You don’t know the half of it. But Julian contented himself with another dour smile and said, “Not to mention being dragooned into charging across the countryside to remove Cornichet’s epaulets.”
“What?” There was a chorus of exclamations, and the colonel obliged with a brief narrative that had e
veryone but himself chuckling.
“Uh … excuse me, sir.” Lieutenant Sanderson appeared in the doorway.
“Well?” Wellington regarded him with a touch of irritability. It was clear the brigade-major was alone.
“La Violette, sir, she—”
“She’s not run off?” Julian interrupted, snapping his glass down on the table.
“Oh, no, Colonel. But she’s asleep, sir, and Senhora Braganza couldn’t awaken her.”
“Perhaps we should let her sleep, then,” Wellington suggested.
“Oh, she’s not asleep,” Julian stated. “It’s one of her tricks. I’ll have her here in fifteen minutes.” With that he strode from the room.
“Well, well,” murmured Colonel Webster. “I can’t wait to meet our guest. She seems to exercise a most powerful effect on St. Simon.”
“Yes,” agreed the commander in chief, frowning thoughtfully. “She does, doesn’t she?”
Senhora Braganza greeted the irate colonel’s arrival with a voluble flood of Portuguese and much hand waving. Julian, who had a smattering of her language and relatively fluent Spanish, divined that the “poor child” was sleeping like a baby and it would be a crime to awaken her. The partisans could do no wrong among the local populations of Portugal and Spain, and it rather seemed as if the widow was prepared to do battle to protect the sleeping one upstairs.
Julian was obliged to move her bodily aside as she defended the bottom of the stairs.
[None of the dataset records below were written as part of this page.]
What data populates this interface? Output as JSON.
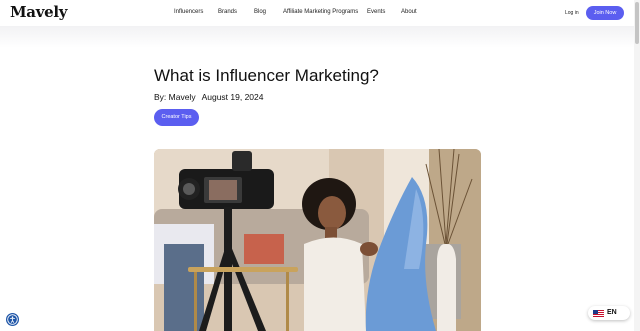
{
  "header": {
    "logo": "Mavely",
    "nav": [
      "Influencers",
      "Brands",
      "Blog",
      "Affiliate Marketing Programs",
      "Events",
      "About"
    ],
    "login": "Log in",
    "join": "Join Now"
  },
  "article": {
    "title": "What is Influencer Marketing?",
    "author": "By: Mavely",
    "date": "August 19, 2024",
    "tag": "Creator Tips"
  },
  "language": {
    "code": "EN"
  },
  "colors": {
    "accent": "#5b5ef0",
    "accessibility": "#1f56a8"
  },
  "icons": [
    "accessibility-icon",
    "us-flag-icon"
  ]
}
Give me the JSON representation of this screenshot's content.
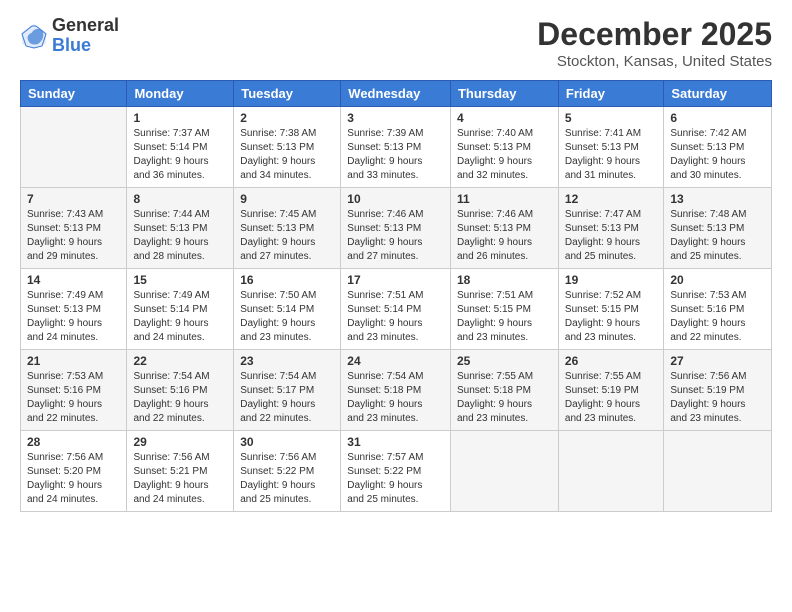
{
  "logo": {
    "general": "General",
    "blue": "Blue"
  },
  "header": {
    "title": "December 2025",
    "subtitle": "Stockton, Kansas, United States"
  },
  "weekdays": [
    "Sunday",
    "Monday",
    "Tuesday",
    "Wednesday",
    "Thursday",
    "Friday",
    "Saturday"
  ],
  "weeks": [
    [
      {
        "num": "",
        "info": ""
      },
      {
        "num": "1",
        "info": "Sunrise: 7:37 AM\nSunset: 5:14 PM\nDaylight: 9 hours\nand 36 minutes."
      },
      {
        "num": "2",
        "info": "Sunrise: 7:38 AM\nSunset: 5:13 PM\nDaylight: 9 hours\nand 34 minutes."
      },
      {
        "num": "3",
        "info": "Sunrise: 7:39 AM\nSunset: 5:13 PM\nDaylight: 9 hours\nand 33 minutes."
      },
      {
        "num": "4",
        "info": "Sunrise: 7:40 AM\nSunset: 5:13 PM\nDaylight: 9 hours\nand 32 minutes."
      },
      {
        "num": "5",
        "info": "Sunrise: 7:41 AM\nSunset: 5:13 PM\nDaylight: 9 hours\nand 31 minutes."
      },
      {
        "num": "6",
        "info": "Sunrise: 7:42 AM\nSunset: 5:13 PM\nDaylight: 9 hours\nand 30 minutes."
      }
    ],
    [
      {
        "num": "7",
        "info": "Sunrise: 7:43 AM\nSunset: 5:13 PM\nDaylight: 9 hours\nand 29 minutes."
      },
      {
        "num": "8",
        "info": "Sunrise: 7:44 AM\nSunset: 5:13 PM\nDaylight: 9 hours\nand 28 minutes."
      },
      {
        "num": "9",
        "info": "Sunrise: 7:45 AM\nSunset: 5:13 PM\nDaylight: 9 hours\nand 27 minutes."
      },
      {
        "num": "10",
        "info": "Sunrise: 7:46 AM\nSunset: 5:13 PM\nDaylight: 9 hours\nand 27 minutes."
      },
      {
        "num": "11",
        "info": "Sunrise: 7:46 AM\nSunset: 5:13 PM\nDaylight: 9 hours\nand 26 minutes."
      },
      {
        "num": "12",
        "info": "Sunrise: 7:47 AM\nSunset: 5:13 PM\nDaylight: 9 hours\nand 25 minutes."
      },
      {
        "num": "13",
        "info": "Sunrise: 7:48 AM\nSunset: 5:13 PM\nDaylight: 9 hours\nand 25 minutes."
      }
    ],
    [
      {
        "num": "14",
        "info": "Sunrise: 7:49 AM\nSunset: 5:13 PM\nDaylight: 9 hours\nand 24 minutes."
      },
      {
        "num": "15",
        "info": "Sunrise: 7:49 AM\nSunset: 5:14 PM\nDaylight: 9 hours\nand 24 minutes."
      },
      {
        "num": "16",
        "info": "Sunrise: 7:50 AM\nSunset: 5:14 PM\nDaylight: 9 hours\nand 23 minutes."
      },
      {
        "num": "17",
        "info": "Sunrise: 7:51 AM\nSunset: 5:14 PM\nDaylight: 9 hours\nand 23 minutes."
      },
      {
        "num": "18",
        "info": "Sunrise: 7:51 AM\nSunset: 5:15 PM\nDaylight: 9 hours\nand 23 minutes."
      },
      {
        "num": "19",
        "info": "Sunrise: 7:52 AM\nSunset: 5:15 PM\nDaylight: 9 hours\nand 23 minutes."
      },
      {
        "num": "20",
        "info": "Sunrise: 7:53 AM\nSunset: 5:16 PM\nDaylight: 9 hours\nand 22 minutes."
      }
    ],
    [
      {
        "num": "21",
        "info": "Sunrise: 7:53 AM\nSunset: 5:16 PM\nDaylight: 9 hours\nand 22 minutes."
      },
      {
        "num": "22",
        "info": "Sunrise: 7:54 AM\nSunset: 5:16 PM\nDaylight: 9 hours\nand 22 minutes."
      },
      {
        "num": "23",
        "info": "Sunrise: 7:54 AM\nSunset: 5:17 PM\nDaylight: 9 hours\nand 22 minutes."
      },
      {
        "num": "24",
        "info": "Sunrise: 7:54 AM\nSunset: 5:18 PM\nDaylight: 9 hours\nand 23 minutes."
      },
      {
        "num": "25",
        "info": "Sunrise: 7:55 AM\nSunset: 5:18 PM\nDaylight: 9 hours\nand 23 minutes."
      },
      {
        "num": "26",
        "info": "Sunrise: 7:55 AM\nSunset: 5:19 PM\nDaylight: 9 hours\nand 23 minutes."
      },
      {
        "num": "27",
        "info": "Sunrise: 7:56 AM\nSunset: 5:19 PM\nDaylight: 9 hours\nand 23 minutes."
      }
    ],
    [
      {
        "num": "28",
        "info": "Sunrise: 7:56 AM\nSunset: 5:20 PM\nDaylight: 9 hours\nand 24 minutes."
      },
      {
        "num": "29",
        "info": "Sunrise: 7:56 AM\nSunset: 5:21 PM\nDaylight: 9 hours\nand 24 minutes."
      },
      {
        "num": "30",
        "info": "Sunrise: 7:56 AM\nSunset: 5:22 PM\nDaylight: 9 hours\nand 25 minutes."
      },
      {
        "num": "31",
        "info": "Sunrise: 7:57 AM\nSunset: 5:22 PM\nDaylight: 9 hours\nand 25 minutes."
      },
      {
        "num": "",
        "info": ""
      },
      {
        "num": "",
        "info": ""
      },
      {
        "num": "",
        "info": ""
      }
    ]
  ]
}
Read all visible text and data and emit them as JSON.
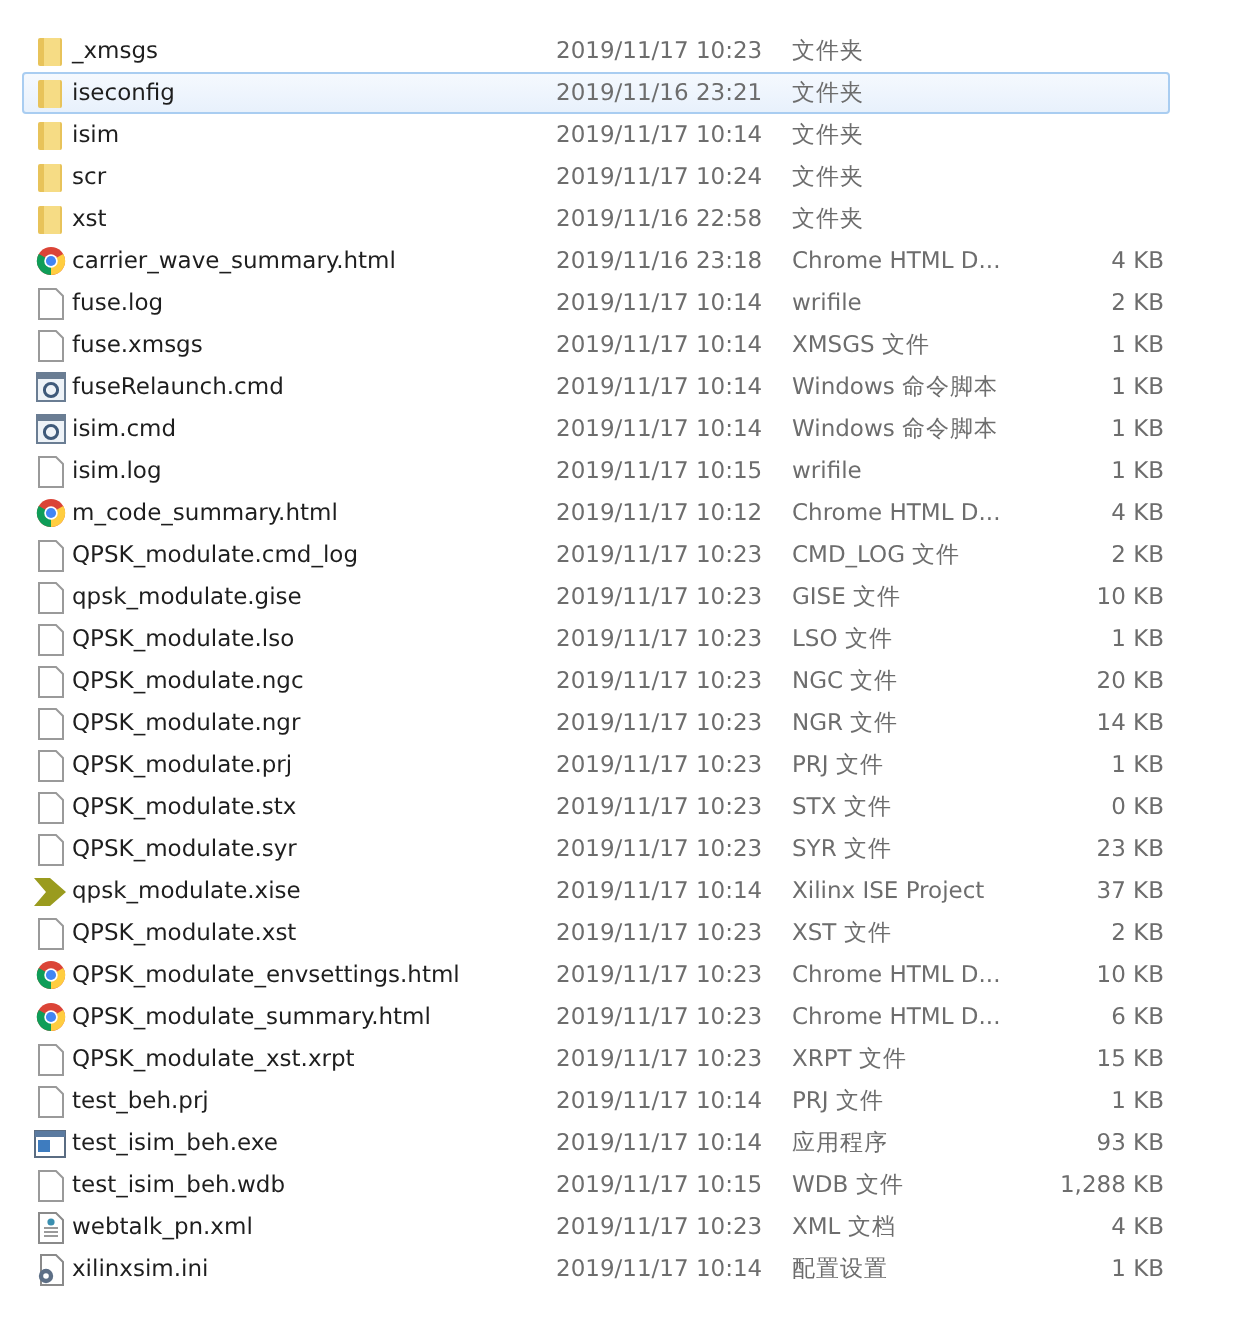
{
  "files": [
    {
      "kind": "folder",
      "name": "_xmsgs",
      "modified": "2019/11/17 10:23",
      "type": "文件夹",
      "selected": false
    },
    {
      "kind": "folder",
      "name": "iseconfig",
      "modified": "2019/11/16 23:21",
      "type": "文件夹",
      "selected": true
    },
    {
      "kind": "folder",
      "name": "isim",
      "modified": "2019/11/17 10:14",
      "type": "文件夹",
      "selected": false
    },
    {
      "kind": "folder",
      "name": "scr",
      "modified": "2019/11/17 10:24",
      "type": "文件夹",
      "selected": false
    },
    {
      "kind": "folder",
      "name": "xst",
      "modified": "2019/11/16 22:58",
      "type": "文件夹",
      "selected": false
    },
    {
      "kind": "chrome",
      "name": "carrier_wave_summary.html",
      "modified": "2019/11/16 23:18",
      "type": "Chrome HTML D...",
      "size": "4 KB",
      "selected": false
    },
    {
      "kind": "file",
      "name": "fuse.log",
      "modified": "2019/11/17 10:14",
      "type": "wrifile",
      "size": "2 KB",
      "selected": false
    },
    {
      "kind": "file",
      "name": "fuse.xmsgs",
      "modified": "2019/11/17 10:14",
      "type": "XMSGS 文件",
      "size": "1 KB",
      "selected": false
    },
    {
      "kind": "cmd",
      "name": "fuseRelaunch.cmd",
      "modified": "2019/11/17 10:14",
      "type": "Windows 命令脚本",
      "size": "1 KB",
      "selected": false
    },
    {
      "kind": "cmd",
      "name": "isim.cmd",
      "modified": "2019/11/17 10:14",
      "type": "Windows 命令脚本",
      "size": "1 KB",
      "selected": false
    },
    {
      "kind": "file",
      "name": "isim.log",
      "modified": "2019/11/17 10:15",
      "type": "wrifile",
      "size": "1 KB",
      "selected": false
    },
    {
      "kind": "chrome",
      "name": "m_code_summary.html",
      "modified": "2019/11/17 10:12",
      "type": "Chrome HTML D...",
      "size": "4 KB",
      "selected": false
    },
    {
      "kind": "file",
      "name": "QPSK_modulate.cmd_log",
      "modified": "2019/11/17 10:23",
      "type": "CMD_LOG 文件",
      "size": "2 KB",
      "selected": false
    },
    {
      "kind": "file",
      "name": "qpsk_modulate.gise",
      "modified": "2019/11/17 10:23",
      "type": "GISE 文件",
      "size": "10 KB",
      "selected": false
    },
    {
      "kind": "file",
      "name": "QPSK_modulate.lso",
      "modified": "2019/11/17 10:23",
      "type": "LSO 文件",
      "size": "1 KB",
      "selected": false
    },
    {
      "kind": "file",
      "name": "QPSK_modulate.ngc",
      "modified": "2019/11/17 10:23",
      "type": "NGC 文件",
      "size": "20 KB",
      "selected": false
    },
    {
      "kind": "file",
      "name": "QPSK_modulate.ngr",
      "modified": "2019/11/17 10:23",
      "type": "NGR 文件",
      "size": "14 KB",
      "selected": false
    },
    {
      "kind": "file",
      "name": "QPSK_modulate.prj",
      "modified": "2019/11/17 10:23",
      "type": "PRJ 文件",
      "size": "1 KB",
      "selected": false
    },
    {
      "kind": "file",
      "name": "QPSK_modulate.stx",
      "modified": "2019/11/17 10:23",
      "type": "STX 文件",
      "size": "0 KB",
      "selected": false
    },
    {
      "kind": "file",
      "name": "QPSK_modulate.syr",
      "modified": "2019/11/17 10:23",
      "type": "SYR 文件",
      "size": "23 KB",
      "selected": false
    },
    {
      "kind": "xise",
      "name": "qpsk_modulate.xise",
      "modified": "2019/11/17 10:14",
      "type": "Xilinx ISE Project",
      "size": "37 KB",
      "selected": false
    },
    {
      "kind": "file",
      "name": "QPSK_modulate.xst",
      "modified": "2019/11/17 10:23",
      "type": "XST 文件",
      "size": "2 KB",
      "selected": false
    },
    {
      "kind": "chrome",
      "name": "QPSK_modulate_envsettings.html",
      "modified": "2019/11/17 10:23",
      "type": "Chrome HTML D...",
      "size": "10 KB",
      "selected": false
    },
    {
      "kind": "chrome",
      "name": "QPSK_modulate_summary.html",
      "modified": "2019/11/17 10:23",
      "type": "Chrome HTML D...",
      "size": "6 KB",
      "selected": false
    },
    {
      "kind": "file",
      "name": "QPSK_modulate_xst.xrpt",
      "modified": "2019/11/17 10:23",
      "type": "XRPT 文件",
      "size": "15 KB",
      "selected": false
    },
    {
      "kind": "file",
      "name": "test_beh.prj",
      "modified": "2019/11/17 10:14",
      "type": "PRJ 文件",
      "size": "1 KB",
      "selected": false
    },
    {
      "kind": "exe",
      "name": "test_isim_beh.exe",
      "modified": "2019/11/17 10:14",
      "type": "应用程序",
      "size": "93 KB",
      "selected": false
    },
    {
      "kind": "file",
      "name": "test_isim_beh.wdb",
      "modified": "2019/11/17 10:15",
      "type": "WDB 文件",
      "size": "1,288 KB",
      "selected": false
    },
    {
      "kind": "xml",
      "name": "webtalk_pn.xml",
      "modified": "2019/11/17 10:23",
      "type": "XML 文档",
      "size": "4 KB",
      "selected": false
    },
    {
      "kind": "ini",
      "name": "xilinxsim.ini",
      "modified": "2019/11/17 10:14",
      "type": "配置设置",
      "size": "1 KB",
      "selected": false
    }
  ]
}
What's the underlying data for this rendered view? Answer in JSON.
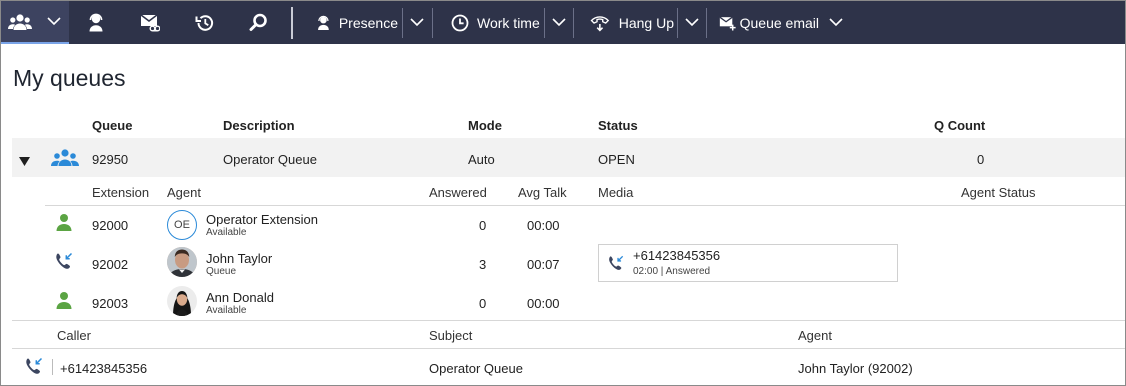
{
  "toolbar": {
    "presence_label": "Presence",
    "worktime_label": "Work time",
    "hangup_label": "Hang Up",
    "queue_email_label": "Queue email"
  },
  "page": {
    "title": "My queues"
  },
  "queue_table": {
    "headers": {
      "queue": "Queue",
      "description": "Description",
      "mode": "Mode",
      "status": "Status",
      "q_count": "Q Count"
    },
    "row": {
      "queue": "92950",
      "description": "Operator Queue",
      "mode": "Auto",
      "status": "OPEN",
      "q_count": "0"
    }
  },
  "agent_table": {
    "headers": {
      "extension": "Extension",
      "agent": "Agent",
      "answered": "Answered",
      "avg_talk": "Avg Talk",
      "media": "Media",
      "agent_status": "Agent Status"
    },
    "rows": [
      {
        "extension": "92000",
        "initials": "OE",
        "name": "Operator Extension",
        "presence": "Available",
        "answered": "0",
        "avg_talk": "00:00",
        "icon": "person-available-icon"
      },
      {
        "extension": "92002",
        "name": "John Taylor",
        "presence": "Queue",
        "answered": "3",
        "avg_talk": "00:07",
        "icon": "phone-incoming-icon",
        "media": {
          "number": "+61423845356",
          "detail": "02:00 | Answered"
        }
      },
      {
        "extension": "92003",
        "name": "Ann Donald",
        "presence": "Available",
        "answered": "0",
        "avg_talk": "00:00",
        "icon": "person-available-icon"
      }
    ]
  },
  "calls_table": {
    "headers": {
      "caller": "Caller",
      "subject": "Subject",
      "agent": "Agent"
    },
    "rows": [
      {
        "caller": "+61423845356",
        "subject": "Operator Queue",
        "agent": "John Taylor (92002)"
      }
    ]
  },
  "colors": {
    "toolbar_bg": "#2e3349",
    "accent_blue": "#2b8ad8",
    "available_green": "#5ba443",
    "row_bg": "#f2f2f2"
  }
}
He went up them two at a time with the senhora berating him on his heels. He flung open the door to the small chamber under the eaves and then stopped, something holding him back.
Moonlight from the single round window fell on the narrow cot where Violette lay. She slept on her back, her hands resting on the pillow on either side of her head, palms curled like a sleeping child’s.